Fishing is not permitted at creeks, dams and waterways within the park - this includes fishing for marro and yabbies via the use of nets.

Stay in the park

Camping is not permitted within this park.

Accommodation is available close to this park at Aldinga Beach and Sellicks Beach.

Mountain biking

Mountain biking is currently not permitted in this park. 


Aldinga Scrub Conservation Park contains a diverse range of plant communities from sedgelands and closed heaths to pink gum woodlands and mallee box. These plants, adapted to the sandy soils, help stabilise the sand dunes and help prevent sand blows.

Low woodlands and heath communities cover most of Aldinga Scrub. In the north-east and far eastern sections of the scrub, a low woodland of mallee box trees grows on brown sandy loam soils. Sedgelands grow in areas where the water table is close to the surface and the soil is semi-permanently waterlogged. Tall shrublands of drooping sheoak give way to low-growing coastal dune vegetation on the western side of the scrub.

Several rare species of plants are found in the park. They include lacy coral lichen, nardoo, hairy sedge and several species of orchids.

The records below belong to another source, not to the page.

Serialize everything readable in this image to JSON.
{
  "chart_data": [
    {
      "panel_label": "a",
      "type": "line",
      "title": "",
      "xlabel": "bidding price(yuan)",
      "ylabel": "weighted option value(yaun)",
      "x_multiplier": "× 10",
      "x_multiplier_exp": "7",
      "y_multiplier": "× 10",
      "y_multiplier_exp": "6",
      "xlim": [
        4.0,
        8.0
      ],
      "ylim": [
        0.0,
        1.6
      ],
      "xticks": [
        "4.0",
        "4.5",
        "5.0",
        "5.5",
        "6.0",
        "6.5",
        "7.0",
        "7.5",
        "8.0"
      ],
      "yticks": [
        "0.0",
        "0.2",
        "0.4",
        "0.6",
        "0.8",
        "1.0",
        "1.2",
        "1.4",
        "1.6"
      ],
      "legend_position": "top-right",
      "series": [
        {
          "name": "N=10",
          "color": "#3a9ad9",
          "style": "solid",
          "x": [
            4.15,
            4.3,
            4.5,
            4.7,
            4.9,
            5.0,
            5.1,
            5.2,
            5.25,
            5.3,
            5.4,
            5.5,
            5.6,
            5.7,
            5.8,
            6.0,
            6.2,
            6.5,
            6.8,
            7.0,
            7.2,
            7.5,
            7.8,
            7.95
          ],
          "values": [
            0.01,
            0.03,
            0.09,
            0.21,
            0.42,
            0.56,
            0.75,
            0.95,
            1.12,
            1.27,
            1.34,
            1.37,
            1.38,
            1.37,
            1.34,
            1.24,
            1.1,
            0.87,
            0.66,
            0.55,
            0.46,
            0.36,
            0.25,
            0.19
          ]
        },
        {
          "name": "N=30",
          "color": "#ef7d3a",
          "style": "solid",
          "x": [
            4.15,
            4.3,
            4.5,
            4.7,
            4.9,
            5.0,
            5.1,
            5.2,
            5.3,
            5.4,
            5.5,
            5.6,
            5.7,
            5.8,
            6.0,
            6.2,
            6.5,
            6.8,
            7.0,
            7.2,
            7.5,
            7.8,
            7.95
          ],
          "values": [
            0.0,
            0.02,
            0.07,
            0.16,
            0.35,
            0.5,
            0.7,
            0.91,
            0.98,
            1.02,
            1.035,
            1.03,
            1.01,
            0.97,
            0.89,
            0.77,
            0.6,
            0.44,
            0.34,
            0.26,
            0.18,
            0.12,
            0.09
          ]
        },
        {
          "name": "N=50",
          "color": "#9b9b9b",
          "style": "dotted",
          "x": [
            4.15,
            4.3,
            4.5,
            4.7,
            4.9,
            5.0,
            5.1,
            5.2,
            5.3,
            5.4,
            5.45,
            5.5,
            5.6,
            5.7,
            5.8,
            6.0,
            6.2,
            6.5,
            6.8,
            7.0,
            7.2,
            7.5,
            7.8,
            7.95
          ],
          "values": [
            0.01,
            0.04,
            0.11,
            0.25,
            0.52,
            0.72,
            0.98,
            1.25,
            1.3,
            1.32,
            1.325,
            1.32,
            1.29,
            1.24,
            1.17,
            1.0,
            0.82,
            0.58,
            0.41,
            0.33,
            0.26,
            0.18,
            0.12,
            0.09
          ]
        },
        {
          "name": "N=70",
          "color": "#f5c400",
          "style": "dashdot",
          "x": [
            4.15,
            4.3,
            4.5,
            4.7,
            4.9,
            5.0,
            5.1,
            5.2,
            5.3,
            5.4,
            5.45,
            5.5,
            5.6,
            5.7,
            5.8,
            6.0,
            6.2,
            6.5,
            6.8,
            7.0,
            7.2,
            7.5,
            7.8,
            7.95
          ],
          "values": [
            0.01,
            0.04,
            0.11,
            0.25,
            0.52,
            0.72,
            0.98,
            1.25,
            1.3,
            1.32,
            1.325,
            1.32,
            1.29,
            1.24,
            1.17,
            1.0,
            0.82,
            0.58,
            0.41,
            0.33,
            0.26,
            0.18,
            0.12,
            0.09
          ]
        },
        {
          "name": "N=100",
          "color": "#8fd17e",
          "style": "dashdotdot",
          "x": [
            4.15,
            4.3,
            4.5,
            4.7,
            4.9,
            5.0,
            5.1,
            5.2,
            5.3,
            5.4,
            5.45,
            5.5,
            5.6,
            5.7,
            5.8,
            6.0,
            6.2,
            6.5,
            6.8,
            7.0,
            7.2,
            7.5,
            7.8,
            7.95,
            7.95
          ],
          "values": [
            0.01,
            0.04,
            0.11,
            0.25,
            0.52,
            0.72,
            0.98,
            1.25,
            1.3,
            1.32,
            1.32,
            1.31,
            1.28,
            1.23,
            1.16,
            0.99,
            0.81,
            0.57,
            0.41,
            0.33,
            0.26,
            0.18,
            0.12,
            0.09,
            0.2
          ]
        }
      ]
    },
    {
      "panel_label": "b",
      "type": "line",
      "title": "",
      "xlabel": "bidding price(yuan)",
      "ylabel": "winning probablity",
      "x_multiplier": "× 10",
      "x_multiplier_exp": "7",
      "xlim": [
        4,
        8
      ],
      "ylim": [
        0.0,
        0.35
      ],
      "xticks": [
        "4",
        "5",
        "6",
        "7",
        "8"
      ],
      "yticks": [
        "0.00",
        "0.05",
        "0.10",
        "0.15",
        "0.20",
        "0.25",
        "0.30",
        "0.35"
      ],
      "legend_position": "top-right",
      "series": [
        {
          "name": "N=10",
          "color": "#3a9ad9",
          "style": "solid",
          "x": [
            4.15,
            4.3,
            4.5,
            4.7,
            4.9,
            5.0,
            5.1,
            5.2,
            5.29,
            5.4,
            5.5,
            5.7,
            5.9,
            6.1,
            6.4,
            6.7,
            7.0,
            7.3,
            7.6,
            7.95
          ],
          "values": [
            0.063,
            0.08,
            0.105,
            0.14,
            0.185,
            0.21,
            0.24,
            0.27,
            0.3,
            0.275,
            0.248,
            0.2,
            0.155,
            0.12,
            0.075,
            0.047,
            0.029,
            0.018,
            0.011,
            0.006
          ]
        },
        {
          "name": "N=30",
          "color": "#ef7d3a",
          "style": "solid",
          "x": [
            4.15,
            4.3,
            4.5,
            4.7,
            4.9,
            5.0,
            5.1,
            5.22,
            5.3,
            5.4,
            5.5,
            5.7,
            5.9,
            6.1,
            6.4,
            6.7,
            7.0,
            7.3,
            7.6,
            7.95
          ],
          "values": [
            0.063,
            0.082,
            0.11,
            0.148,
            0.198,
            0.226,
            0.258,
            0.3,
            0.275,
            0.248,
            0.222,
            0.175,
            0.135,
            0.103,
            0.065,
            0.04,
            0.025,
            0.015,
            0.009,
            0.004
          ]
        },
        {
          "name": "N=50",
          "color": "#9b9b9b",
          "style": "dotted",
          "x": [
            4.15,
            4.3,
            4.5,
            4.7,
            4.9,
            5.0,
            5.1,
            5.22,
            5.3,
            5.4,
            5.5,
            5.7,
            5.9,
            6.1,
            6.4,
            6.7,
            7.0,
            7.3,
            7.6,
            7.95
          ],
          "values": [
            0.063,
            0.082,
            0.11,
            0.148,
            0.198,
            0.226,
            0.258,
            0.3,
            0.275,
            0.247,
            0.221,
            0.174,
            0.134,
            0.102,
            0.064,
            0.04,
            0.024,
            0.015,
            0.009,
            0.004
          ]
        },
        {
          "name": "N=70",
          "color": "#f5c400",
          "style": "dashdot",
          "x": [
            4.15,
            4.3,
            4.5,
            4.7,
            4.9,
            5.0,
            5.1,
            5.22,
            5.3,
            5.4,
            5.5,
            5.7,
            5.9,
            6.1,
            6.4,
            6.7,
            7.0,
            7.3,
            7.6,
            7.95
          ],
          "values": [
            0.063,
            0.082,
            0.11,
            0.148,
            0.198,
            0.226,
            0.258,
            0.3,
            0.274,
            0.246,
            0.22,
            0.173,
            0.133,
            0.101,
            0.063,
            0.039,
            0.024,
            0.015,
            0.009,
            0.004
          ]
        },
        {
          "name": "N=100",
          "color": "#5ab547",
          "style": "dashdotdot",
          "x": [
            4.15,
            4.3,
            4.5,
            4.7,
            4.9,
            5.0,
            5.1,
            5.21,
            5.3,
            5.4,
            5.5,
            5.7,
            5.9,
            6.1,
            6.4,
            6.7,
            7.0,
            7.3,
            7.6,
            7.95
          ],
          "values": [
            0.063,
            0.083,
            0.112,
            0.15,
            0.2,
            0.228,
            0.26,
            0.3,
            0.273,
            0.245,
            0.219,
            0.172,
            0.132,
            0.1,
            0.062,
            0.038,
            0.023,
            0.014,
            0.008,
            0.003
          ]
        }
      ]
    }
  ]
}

More than 166 different bird species can be seen and heard within Aldinga Scrub Conservation Park. Some are migratory and visit the area for only a few months each year. If you watch quietly you may spot mistletoe birds, rainbow bee-eaters, brown goshawks and golden whistlers.

The park’s vegetation provides a variety of host plants for 18 species of butterflies and 540 species of other insects. Brushtail possums, short-beaked echidnas, bats, geckoes and skinks live in the park. Aldinga Scrub also provides a home for brown snakes and red-bellied black snakes.



Want to help?

To find out how you can help in this park or nearby, please visit Natural Resources Adelaide and Mt Lofty Ranges – Volunteering.

Want to join others and become a Park Friend?

To find out more about Friends of Parks groups please visit Friends of Parks South Australia.

You could join others to help look after a park. You can take part in working bees, training and other events.



The international Trail Users Code of Conduct is to show respect and courtesy towards other trail users at all times.

Ensure that you:

  • when hiking, wear sturdy shoes, a hat and sunscreen
  • be aware of weather conditions and avoid walking during the hottest part of the day
  • make sure you have appropriate weather proof clothing
  • carry enough water to be self-sufficient
  • please be respectful of other users at all times
  • stay on the designated trails and connector tracks for your own safety, and prevent the spread of declared weeds to other areas in the park
  • ensure someone knows your approximate location and expected time of return
  • take appropriate maps.
  • Walk, hike or trek - what's the difference?


This park is closed on days of Catastrophic Fire Danger and may be closed on days of Extreme Fire Danger.

Listen to the local area radio station for the latest updates and information on fire safety. 

Fire restrictions

  • Wood, solid fuel, gas and liquid fires are prohibited throughout the year.
  • Ensure you are familiar with the fire restrictions for this park.

Know before you go

If you think you might be interested in volunteering opportunities within this park please contact our Volunteer Support Unit.


Park maps


Entry fees

Come and enjoy this park for free. 

Park pass

This park is not included in the park pass system. 

Camping and accommodation

There is no camping or accommodation available within this park. 

Other fees and permits

There are no other fees or permits associated with this park.